Присев на край постели, он стал с нарочито недовольным и презрительным выражением лица просматривать первый папирус. Гори опасно раскачивался из стороны в сторону и издавал время от времени тихие стоны, но отец не обращал на него ни малейшего внимания. Антеф снял у него с пояса флягу с маковой настойкой и поднес ее к губам Гори, давая другу напиться, потом опустился перед ним на колени и притянул его голову себе на грудь. Шеритра держалась из последних сил, она едва стояла на ногах от пережитого волнения и усталости, а комната постепенно приобретала все более четкие очертания. Тускнеющая лампа горела грязно-желтым светом. Близился рассвет.
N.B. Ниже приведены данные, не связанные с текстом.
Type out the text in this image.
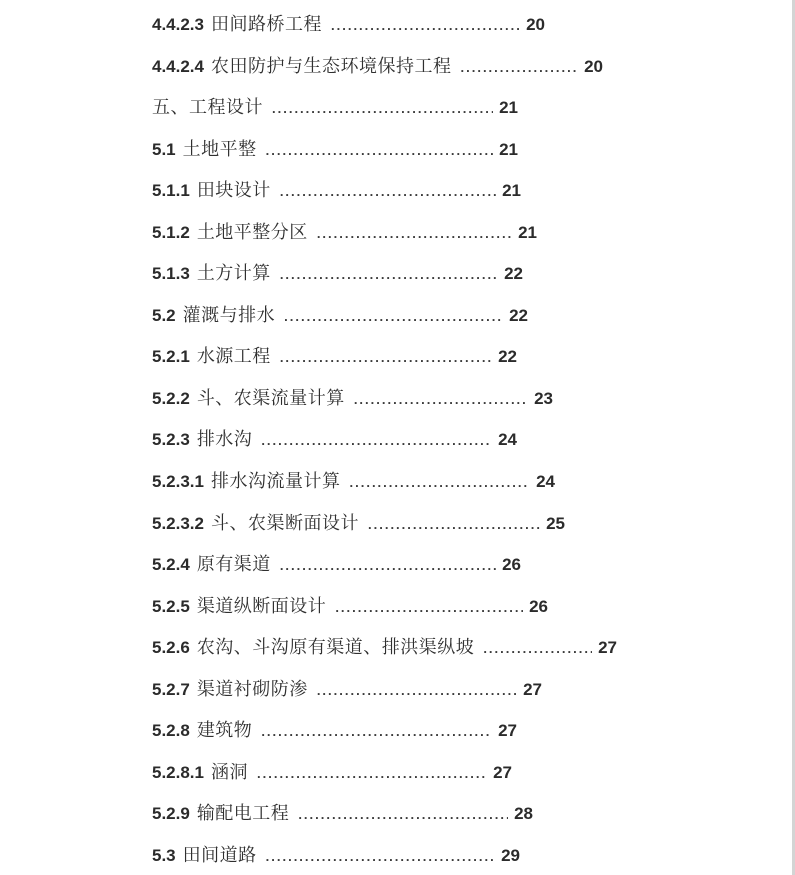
4.4.2.3 田间路桥工程 .....	20
4.4.2.4 农田防护与生态环境保持工程 .....	20
五、工程设计 .....	21
5.1 土地平整 .....	21
5.1.1 田块设计 .....	21
5.1.2 土地平整分区 .....	21
5.1.3 土方计算 .....	22
5.2 灌溉与排水 .....	22
5.2.1 水源工程 .....	22
5.2.2 斗、农渠流量计算 .....	23
5.2.3 排水沟 .....	24
5.2.3.1 排水沟流量计算 .....	24
5.2.3.2 斗、农渠断面设计 .....	25
5.2.4 原有渠道 .....	26
5.2.5 渠道纵断面设计 .....	26
5.2.6 农沟、斗沟原有渠道、排洪渠纵坡 .....	27
5.2.7 渠道衬砌防渗 .....	27
5.2.8 建筑物 .....	27
5.2.8.1 涵洞 .....	27
5.2.9 输配电工程 .....	28
5.3 田间道路 .....	29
Наконец Хаэмуас отбросил в сторону последний свиток и взглянул в глаза дочери.
– Шеритра, и ты веришь во весь этот бред? – спросил он. Хуже этого вопроса он придумать ничего не мог. Она молчала, не зная, что сказать, а он продолжал идти в наступление: – Не веришь. Как не верю и я. Как жаль, что Гори попусту растратил столько сил, чтобы состряпать эту гнусную ложь. Если бы он так не переутомлялся, занимаясь всякой ерундой, кто знает, может, болезнь и не одолела бы его.
– Причина моей болезни – проклятие, наложенное этой женщиной, – еле выговаривая слова, произнес Гори. – Она сама во всем призналась, сама сказала, что этим все и кончится. Она – ходячий труп, отец, так же как и ее муж Ненефер-ка-Птах, и их сын Мерху, и они погубят всю нашу семью. И эту беду навлек на нас ты, когда, сам того не подозревая, вслух произнес первую часть заклинаний из Свитка Тота. – Он сделал попытку рассмеяться. – И одним только богам ведомо, что бы произошло, вздумай ты прочесть и вторую часть.